Para identificar essa transformação, os pesquisadores combinaram dados de diferentes missões espaciais, incluindo os satélites Swarm e CryoSat, da ESA, além das missões CHAMP e Ørsted.
Os satélites medem com alta precisão o campo magnético terrestre e conseguem separar os sinais produzidos pelo núcleo daqueles gerados pela crosta, pelos oceanos e pela atmosfera. Com essas informações, os cientistas reconstruíram a circulação do ferro líquido na fronteira entre o núcleo e o manto terrestre.
Segundo a ESA, esse monitoramento contínuo permitiu detectar a inversão do fluxo sob o Pacífico e acompanhar sua evolução ao longo dos anos.
Outra possibilidade é que a inversão represente apenas uma oscilação temporária na circulação do núcleo, em vez de uma mudança permanente.
Os modelos mais recentes indicam, inclusive, que o intenso fluxo para leste começou a perder força após 2020, sugerindo que o fenômeno pode fazer parte de um ciclo natural ainda pouco compreendido.
Embora essa mudança ocorra a milhares de quilômetros de profundidade e não represente risco imediato para a população nem esteja relacionada às mudanças climáticas, ela é considerada importante para compreender como funciona o interior do planeta.
O movimento do ferro líquido no núcleo externo gera o campo magnético terrestre, que protege a Terra das partículas carregadas emitidas pelo Sol.
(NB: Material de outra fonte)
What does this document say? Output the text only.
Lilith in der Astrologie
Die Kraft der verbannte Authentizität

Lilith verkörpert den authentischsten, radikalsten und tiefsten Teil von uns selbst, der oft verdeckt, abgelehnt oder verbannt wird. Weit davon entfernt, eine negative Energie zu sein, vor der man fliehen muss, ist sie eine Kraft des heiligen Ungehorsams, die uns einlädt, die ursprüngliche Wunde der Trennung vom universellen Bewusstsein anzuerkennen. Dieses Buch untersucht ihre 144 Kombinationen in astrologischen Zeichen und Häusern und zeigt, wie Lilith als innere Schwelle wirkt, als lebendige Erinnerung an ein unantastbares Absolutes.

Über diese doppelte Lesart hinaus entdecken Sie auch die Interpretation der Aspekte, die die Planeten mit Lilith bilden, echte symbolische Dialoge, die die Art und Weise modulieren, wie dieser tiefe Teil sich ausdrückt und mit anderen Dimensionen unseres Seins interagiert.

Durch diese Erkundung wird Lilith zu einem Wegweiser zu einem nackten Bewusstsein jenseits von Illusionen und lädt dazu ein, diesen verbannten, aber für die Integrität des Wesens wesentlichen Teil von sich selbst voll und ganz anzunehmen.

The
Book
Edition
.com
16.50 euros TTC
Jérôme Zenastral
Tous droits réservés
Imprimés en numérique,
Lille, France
Esse escudo natural também contribui para o funcionamento de sistemas de navegação, satélites, espaçonaves e modelos utilizados no estudo do clima espacial.
Entender como o núcleo evolui ao longo do tempo pode ajudar os cientistas a aprimorar previsões sobre o comportamento futuro do campo magnético.
Os autores do estudo afirmam que a inversão observada sob o Pacífico desafia a ideia de que a circulação do núcleo externo permanece praticamente constante ao longo do tempo.
Segundo a equipe, as próximas observações dos satélites da missão Swarm serão fundamentais para determinar se o fluxo continuará enfraquecendo, retornará ao padrão anterior ou passará a integrar um novo comportamento de longo prazo do interior da Terra.